A deal for oil pipeline pumps has been signed as Iran pushes ahead with a project to construct a $1.8bn pipeline to its port of Jask—one big significance of Jask is that it is located outside the mouth of the Persian Gulf on the Sea of Oman, meaning oil shipped from the port may avoid any disruption to routes caused by the Islamic Republic’s showdown with the US and Saudi Arabia over Washington’s sanctions regime and refusal to respect the 2015 nuclear deal.
Petroleum Engineering and Development Company (PEDEC) signed the deal with three Iranian industrial manufacturers to produce pumps for the pipeline that will run from Goreh, on the Persian Gulf in Bushehr Province, to Jask, official energy news agency Shana reported.
Iranian firms are relying on local technology to continue the expansion of Iran’s oil and gas industry because foreign companies are no longer willing to enter the marketplace due to anxiety that they might get hit by US sanctions.
Backed by the Petroleum Ministry and Oil Minister Bijan Namdar Zanganeh, the contract is estimated to be worth €48mn. Delivery is expected to be around five years from now.
Iran has been planning since at least 2012 to set up a terminal at Jask Port (Bandar e-Jask), just outside the Strait of Hormuz, the world’s busiest chokepoint for oil shipments.

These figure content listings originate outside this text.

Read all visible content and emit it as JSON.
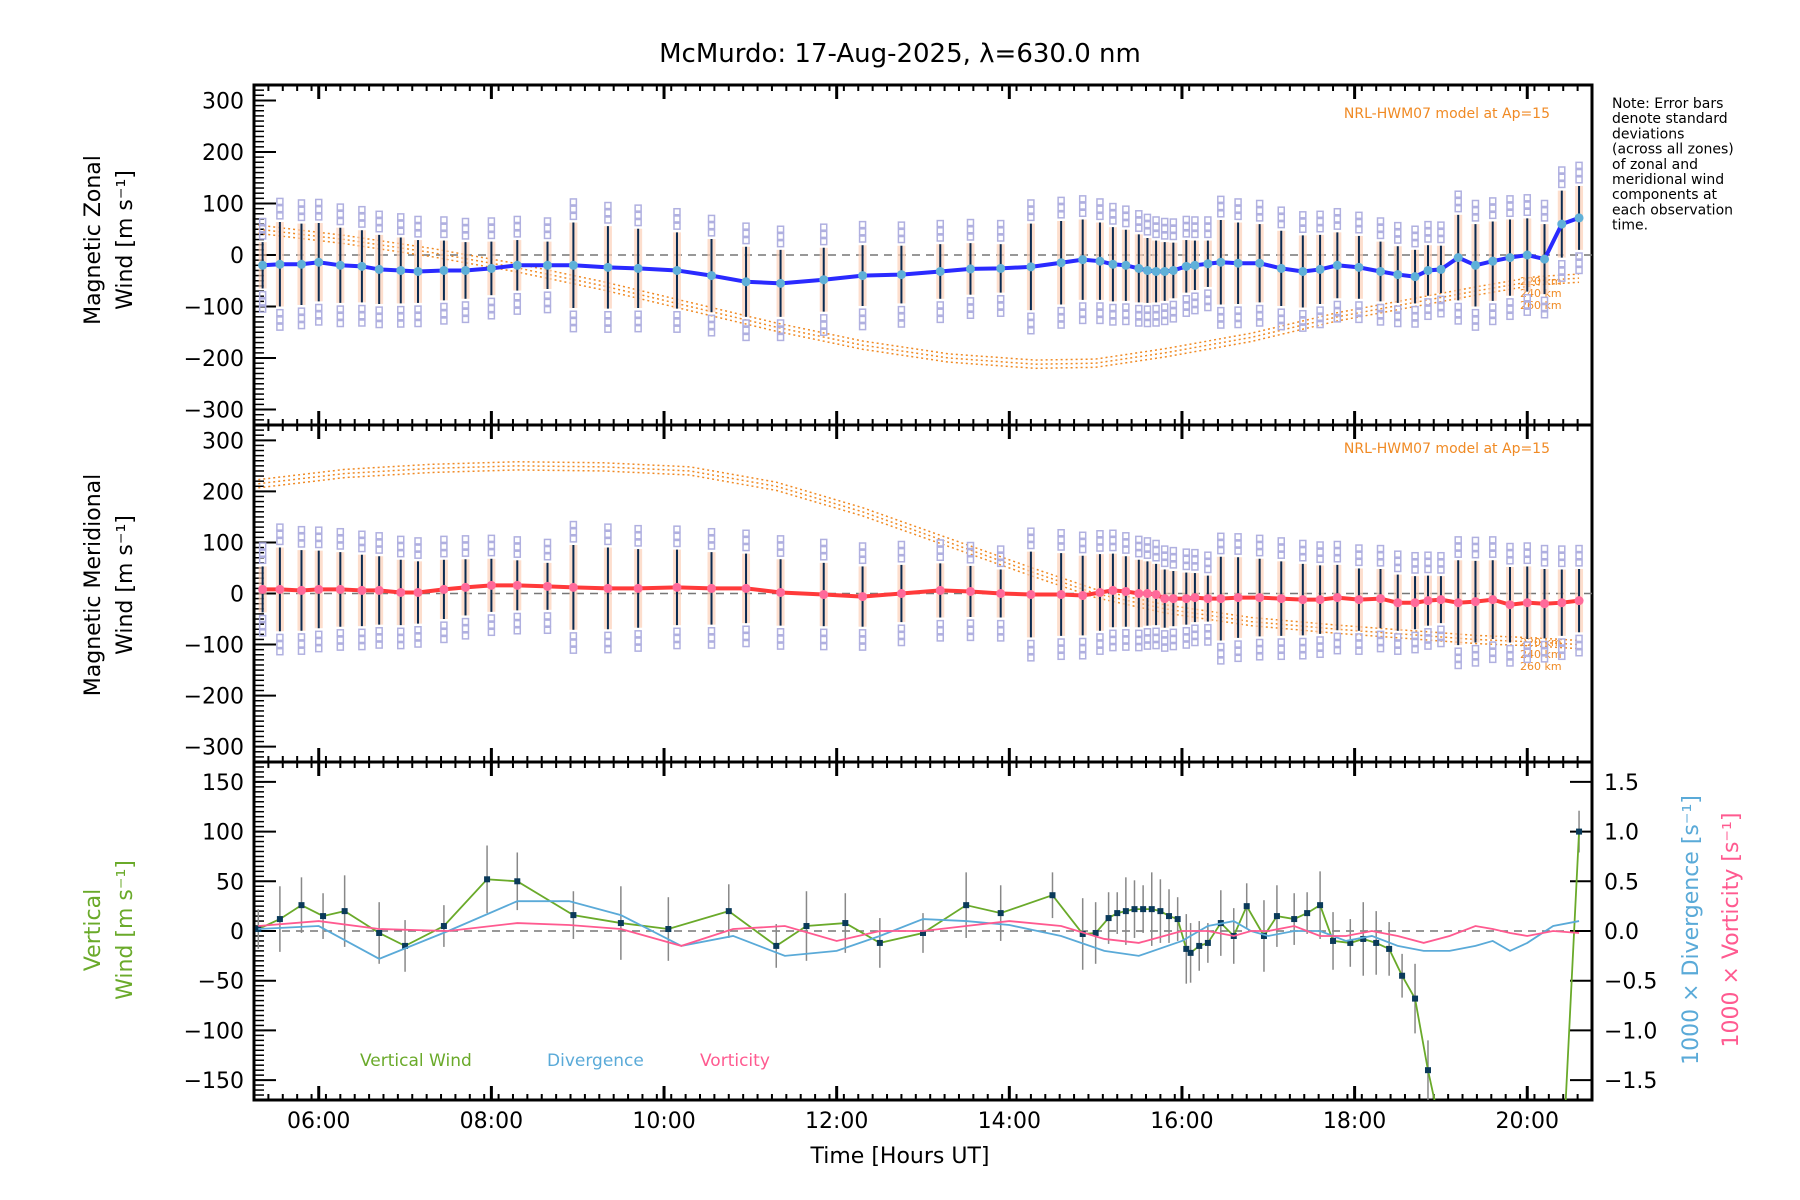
{
  "chart_data": [
    {
      "id": "zonal",
      "type": "line",
      "title": "McMurdo: 17-Aug-2025, λ=630.0 nm",
      "ylabel_line1": "Magnetic Zonal",
      "ylabel_line2": "Wind [m s⁻¹]",
      "ylim": [
        -330,
        330
      ],
      "yticks": [
        -300,
        -200,
        -100,
        0,
        100,
        200,
        300
      ],
      "model_label": "NRL-HWM07 model at Ap=15",
      "model_altitudes": [
        "220 km",
        "240 km",
        "260 km"
      ],
      "series_color": "#2a2aff",
      "marker_color": "#5fb0d8",
      "model_color": "#f08a24",
      "x": [
        5.35,
        5.55,
        5.8,
        6.0,
        6.25,
        6.5,
        6.7,
        6.95,
        7.15,
        7.45,
        7.7,
        8.0,
        8.3,
        8.65,
        8.95,
        9.35,
        9.7,
        10.15,
        10.55,
        10.95,
        11.35,
        11.85,
        12.3,
        12.75,
        13.2,
        13.55,
        13.9,
        14.25,
        14.6,
        14.85,
        15.05,
        15.2,
        15.35,
        15.5,
        15.6,
        15.7,
        15.8,
        15.9,
        16.05,
        16.15,
        16.3,
        16.45,
        16.65,
        16.9,
        17.15,
        17.4,
        17.6,
        17.8,
        18.05,
        18.3,
        18.5,
        18.7,
        18.85,
        19.0,
        19.2,
        19.4,
        19.6,
        19.8,
        20.0,
        20.2,
        20.4,
        20.6
      ],
      "y": [
        -20,
        -18,
        -18,
        -14,
        -20,
        -22,
        -28,
        -30,
        -32,
        -30,
        -30,
        -26,
        -20,
        -20,
        -20,
        -24,
        -26,
        -30,
        -40,
        -52,
        -55,
        -48,
        -40,
        -38,
        -32,
        -27,
        -26,
        -23,
        -15,
        -9,
        -12,
        -18,
        -20,
        -26,
        -30,
        -32,
        -32,
        -30,
        -22,
        -20,
        -17,
        -14,
        -16,
        -16,
        -26,
        -32,
        -28,
        -20,
        -24,
        -32,
        -38,
        -42,
        -30,
        -28,
        -5,
        -20,
        -12,
        -5,
        0,
        -8,
        60,
        72
      ],
      "model_y": [
        50,
        30,
        5,
        -25,
        -60,
        -100,
        -140,
        -175,
        -200,
        -212,
        -210,
        -190,
        -160,
        -120,
        -95,
        -70,
        -50,
        -45
      ],
      "model_x": [
        5.3,
        6.3,
        7.3,
        8.3,
        9.3,
        10.3,
        11.3,
        12.3,
        13.3,
        14.3,
        15.0,
        15.8,
        16.8,
        17.8,
        18.6,
        19.4,
        20.1,
        20.6
      ]
    },
    {
      "id": "meridional",
      "type": "line",
      "ylabel_line1": "Magnetic Meridional",
      "ylabel_line2": "Wind [m s⁻¹]",
      "ylim": [
        -330,
        330
      ],
      "yticks": [
        -300,
        -200,
        -100,
        0,
        100,
        200,
        300
      ],
      "model_label": "NRL-HWM07 model at Ap=15",
      "model_altitudes": [
        "220 km",
        "240 km",
        "260 km"
      ],
      "series_color": "#ff3a3a",
      "marker_color": "#ff6a9a",
      "model_color": "#f08a24",
      "x": [
        5.35,
        5.55,
        5.8,
        6.0,
        6.25,
        6.5,
        6.7,
        6.95,
        7.15,
        7.45,
        7.7,
        8.0,
        8.3,
        8.65,
        8.95,
        9.35,
        9.7,
        10.15,
        10.55,
        10.95,
        11.35,
        11.85,
        12.3,
        12.75,
        13.2,
        13.55,
        13.9,
        14.25,
        14.6,
        14.85,
        15.05,
        15.2,
        15.35,
        15.5,
        15.6,
        15.7,
        15.8,
        15.9,
        16.05,
        16.15,
        16.3,
        16.45,
        16.65,
        16.9,
        17.15,
        17.4,
        17.6,
        17.8,
        18.05,
        18.3,
        18.5,
        18.7,
        18.85,
        19.0,
        19.2,
        19.4,
        19.6,
        19.8,
        20.0,
        20.2,
        20.4,
        20.6
      ],
      "y": [
        8,
        8,
        6,
        8,
        8,
        6,
        6,
        2,
        2,
        8,
        12,
        16,
        16,
        14,
        12,
        10,
        10,
        12,
        10,
        10,
        2,
        -2,
        -6,
        0,
        6,
        4,
        0,
        -2,
        -2,
        -4,
        2,
        6,
        4,
        0,
        0,
        -2,
        -10,
        -10,
        -10,
        -8,
        -10,
        -10,
        -8,
        -8,
        -10,
        -12,
        -12,
        -8,
        -12,
        -10,
        -18,
        -18,
        -14,
        -12,
        -18,
        -16,
        -12,
        -22,
        -18,
        -20,
        -18,
        -14
      ],
      "model_y": [
        215,
        235,
        245,
        250,
        248,
        240,
        210,
        160,
        100,
        40,
        0,
        -30,
        -55,
        -70,
        -80,
        -90,
        -95,
        -100
      ],
      "model_x": [
        5.3,
        6.3,
        7.3,
        8.3,
        9.3,
        10.3,
        11.3,
        12.3,
        13.3,
        14.3,
        15.0,
        15.8,
        16.8,
        17.8,
        18.6,
        19.4,
        20.1,
        20.6
      ]
    },
    {
      "id": "vertical",
      "type": "line",
      "xlabel": "Time [Hours UT]",
      "xticks": [
        "06:00",
        "08:00",
        "10:00",
        "12:00",
        "14:00",
        "16:00",
        "18:00",
        "20:00"
      ],
      "xtick_hours": [
        6,
        8,
        10,
        12,
        14,
        16,
        18,
        20
      ],
      "xlim": [
        5.25,
        20.75
      ],
      "ylabel_line1": "Vertical",
      "ylabel_line2": "Wind [m s⁻¹]",
      "ylim": [
        -170,
        170
      ],
      "yticks": [
        -150,
        -100,
        -50,
        0,
        50,
        100,
        150
      ],
      "y2label_div": "1000 × Divergence [s⁻¹]",
      "y2label_vort": "1000 × Vorticity [s⁻¹]",
      "y2lim": [
        -1.7,
        1.7
      ],
      "y2ticks": [
        -1.5,
        -1.0,
        -0.5,
        0.0,
        0.5,
        1.0,
        1.5
      ],
      "legend": [
        {
          "name": "Vertical Wind",
          "color": "#6aaa2a"
        },
        {
          "name": "Divergence",
          "color": "#5aaad8"
        },
        {
          "name": "Vorticity",
          "color": "#ff5a90"
        }
      ],
      "series": [
        {
          "name": "Vertical Wind",
          "x": [
            5.3,
            5.55,
            5.8,
            6.05,
            6.3,
            6.7,
            7.0,
            7.45,
            7.95,
            8.3,
            8.95,
            9.5,
            10.05,
            10.75,
            11.3,
            11.65,
            12.1,
            12.5,
            13.0,
            13.5,
            13.9,
            14.5,
            14.85,
            15.0,
            15.15,
            15.25,
            15.35,
            15.45,
            15.55,
            15.65,
            15.75,
            15.85,
            15.95,
            16.05,
            16.1,
            16.2,
            16.3,
            16.45,
            16.6,
            16.75,
            16.95,
            17.1,
            17.3,
            17.45,
            17.6,
            17.75,
            17.95,
            18.1,
            18.25,
            18.4,
            18.55,
            18.7,
            18.85,
            19.0,
            19.2,
            19.4,
            19.6,
            19.8,
            20.0,
            20.2,
            20.4,
            20.6
          ],
          "y": [
            2,
            12,
            26,
            15,
            20,
            -2,
            -15,
            5,
            52,
            50,
            16,
            8,
            2,
            20,
            -15,
            5,
            8,
            -12,
            -2,
            26,
            18,
            36,
            -3,
            -2,
            13,
            18,
            20,
            22,
            22,
            22,
            20,
            15,
            12,
            -18,
            -22,
            -15,
            -12,
            8,
            -5,
            25,
            -5,
            15,
            12,
            18,
            26,
            -10,
            -12,
            -8,
            -12,
            -18,
            -45,
            -68,
            -140,
            -200,
            -230,
            -250,
            -250,
            -250,
            -250,
            -250,
            -250,
            100
          ],
          "color": "#6aaa2a"
        },
        {
          "name": "Divergence",
          "x": [
            5.3,
            6.0,
            6.7,
            7.5,
            8.3,
            8.9,
            9.5,
            10.2,
            10.8,
            11.4,
            12.0,
            12.5,
            13.0,
            13.5,
            14.0,
            14.6,
            15.1,
            15.5,
            16.0,
            16.3,
            16.6,
            16.8,
            17.0,
            17.3,
            17.6,
            17.9,
            18.2,
            18.5,
            18.8,
            19.1,
            19.4,
            19.6,
            19.8,
            20.0,
            20.3,
            20.6
          ],
          "y": [
            0.02,
            0.05,
            -0.28,
            0.0,
            0.3,
            0.3,
            0.16,
            -0.15,
            -0.05,
            -0.25,
            -0.2,
            -0.05,
            0.12,
            0.1,
            0.06,
            -0.05,
            -0.2,
            -0.25,
            -0.1,
            0.05,
            0.1,
            0.0,
            -0.05,
            0.0,
            0.0,
            -0.1,
            -0.05,
            -0.15,
            -0.2,
            -0.2,
            -0.15,
            -0.1,
            -0.2,
            -0.12,
            0.05,
            0.1
          ],
          "color": "#5aaad8"
        },
        {
          "name": "Vorticity",
          "x": [
            5.3,
            6.0,
            6.7,
            7.5,
            8.3,
            8.9,
            9.5,
            10.2,
            10.8,
            11.4,
            12.0,
            12.5,
            13.0,
            13.5,
            14.0,
            14.6,
            15.1,
            15.5,
            16.0,
            16.3,
            16.6,
            16.8,
            17.0,
            17.3,
            17.6,
            17.9,
            18.2,
            18.5,
            18.8,
            19.1,
            19.4,
            19.6,
            19.8,
            20.0,
            20.3,
            20.6
          ],
          "y": [
            0.05,
            0.1,
            0.02,
            0.0,
            0.08,
            0.06,
            0.02,
            -0.15,
            0.02,
            0.05,
            -0.1,
            0.0,
            0.0,
            0.05,
            0.1,
            0.05,
            -0.08,
            -0.12,
            0.0,
            0.0,
            -0.05,
            0.0,
            0.0,
            0.05,
            -0.05,
            -0.05,
            0.0,
            -0.05,
            -0.12,
            -0.05,
            0.05,
            0.02,
            -0.02,
            -0.05,
            0.0,
            -0.02
          ],
          "color": "#ff5a90"
        }
      ]
    }
  ],
  "note": [
    "Note: Error bars",
    "denote standard",
    "deviations",
    "(across all zones)",
    "of zonal and",
    "meridional wind",
    "components at",
    "each observation",
    "time."
  ]
}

In a speech, Zangeneh added that Iran would earn as much as €37bn in the next seven years from developing its petrochemical industry. He said that he hoped that exports and development of “value-added” petrochemical products made with Iran’s plentiful crude oil resources would help the country move forward.
On his ministry’s Twitter account, the minister added: “The project would transform the region as various oil storage facilities, export jetties, wave breakers and single buoy mooring systems would be built in Jask.”
During the summer, various Iranian officials several times indicated that Iran would be prepared to blockade the Hormuz waterway should the US become too aggressive in its attempt to shut off world oil markets to Iranian crude exports.
The switch to the Gulf of Oman for Iranian oil shipments will not happen overnight. PEDEC, Petro Omid Asia Co, and National Iranian Oil Company (NIOC) have been given three years in all to roll out the oil terminal investment.
Storage tanks realised in the first phase of the project are to hold 10mn barrels of crude, while those built in the second phase will add extra capacity amounting to 20mn barrels.